Working on general cubic equation solver in form ax^3+bx^2+cx+d=0 And have no clue for special cases:
In terms of cubic there should be one real root and two complex, or 3 real roots if coefficients is real. (not sure if coefficients is complex or few or one of them then what?)
Before processing standard - say Cardano method to avoid divisions by zero we should work out edge cases, for example: What if
- constant 'd' is zero (this may happened when we use solver with some dynamic objects that specify positions etc) then I found that factoring of x is used, fill one of root as 0 and other two will be from solution of quadratic equation, just solve ax^2+bx+c=0 result will be second and third roots.
- coefficient 'a' is zero, seems obvious we just got then bx^2+cx+d=0 question is same as for 'd' but there is no clear explanation how we treat roots.
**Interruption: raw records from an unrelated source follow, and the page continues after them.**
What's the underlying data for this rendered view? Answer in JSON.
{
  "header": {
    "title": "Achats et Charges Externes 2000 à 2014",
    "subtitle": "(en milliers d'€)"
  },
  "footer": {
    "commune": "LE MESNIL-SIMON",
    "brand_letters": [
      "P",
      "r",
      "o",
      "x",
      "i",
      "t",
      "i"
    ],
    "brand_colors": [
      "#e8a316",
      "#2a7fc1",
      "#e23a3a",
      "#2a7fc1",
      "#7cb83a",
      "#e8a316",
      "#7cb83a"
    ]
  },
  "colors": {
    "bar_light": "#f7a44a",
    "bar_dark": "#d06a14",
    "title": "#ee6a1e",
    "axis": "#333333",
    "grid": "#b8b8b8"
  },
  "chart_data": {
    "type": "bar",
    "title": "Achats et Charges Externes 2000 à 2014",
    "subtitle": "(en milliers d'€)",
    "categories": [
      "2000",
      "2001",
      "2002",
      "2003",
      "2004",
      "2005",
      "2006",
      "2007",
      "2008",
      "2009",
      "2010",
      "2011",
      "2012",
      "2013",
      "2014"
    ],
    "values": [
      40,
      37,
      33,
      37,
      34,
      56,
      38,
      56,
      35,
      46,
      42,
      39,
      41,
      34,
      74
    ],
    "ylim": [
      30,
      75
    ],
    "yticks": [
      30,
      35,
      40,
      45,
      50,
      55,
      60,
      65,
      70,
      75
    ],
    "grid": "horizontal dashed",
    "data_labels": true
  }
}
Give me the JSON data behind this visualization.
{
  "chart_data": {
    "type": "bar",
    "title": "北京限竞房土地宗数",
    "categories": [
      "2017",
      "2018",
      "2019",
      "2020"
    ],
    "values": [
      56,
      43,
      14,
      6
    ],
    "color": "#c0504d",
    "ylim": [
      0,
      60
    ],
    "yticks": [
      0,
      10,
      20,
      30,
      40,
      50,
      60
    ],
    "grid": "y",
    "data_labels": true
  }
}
Quadratic solver that is used for those two cases like first if a zero then we obtain result from it, but depending on coefficients there can be one root if we can't go to discriminant part and some coefficients is zero too like we obtain linear equation that have one solution, or no solutions or infinite solutions or one means repeated root, or two distinct real roots, or two complex roots.
If we work out part with a = 0 separately then for part when d = 0 and quadratic solver may produce result as one/two real roots or two complex roots, and question is if in qubic we already define one of roots as zero then what other two means, does when one root is result we say that cubic has 3 real roots (one zero and two repeated that is equal to that one from quadratic solver), we say 3 real (one zero and two real roots from quadratic) and we say 1 real and 2 complex (one zero and those two complex from solver) or we need to something to be adjusted etc?
Now back to part when a = 0
There is no description in any sources for solving cubics, how treat one/two real and two complex solution then in terms of filling 3 roots for cubic with results, and how treat cases if b/c/d may be also zero when handling quadratic solution if it may result to no solutions or infinite solutions.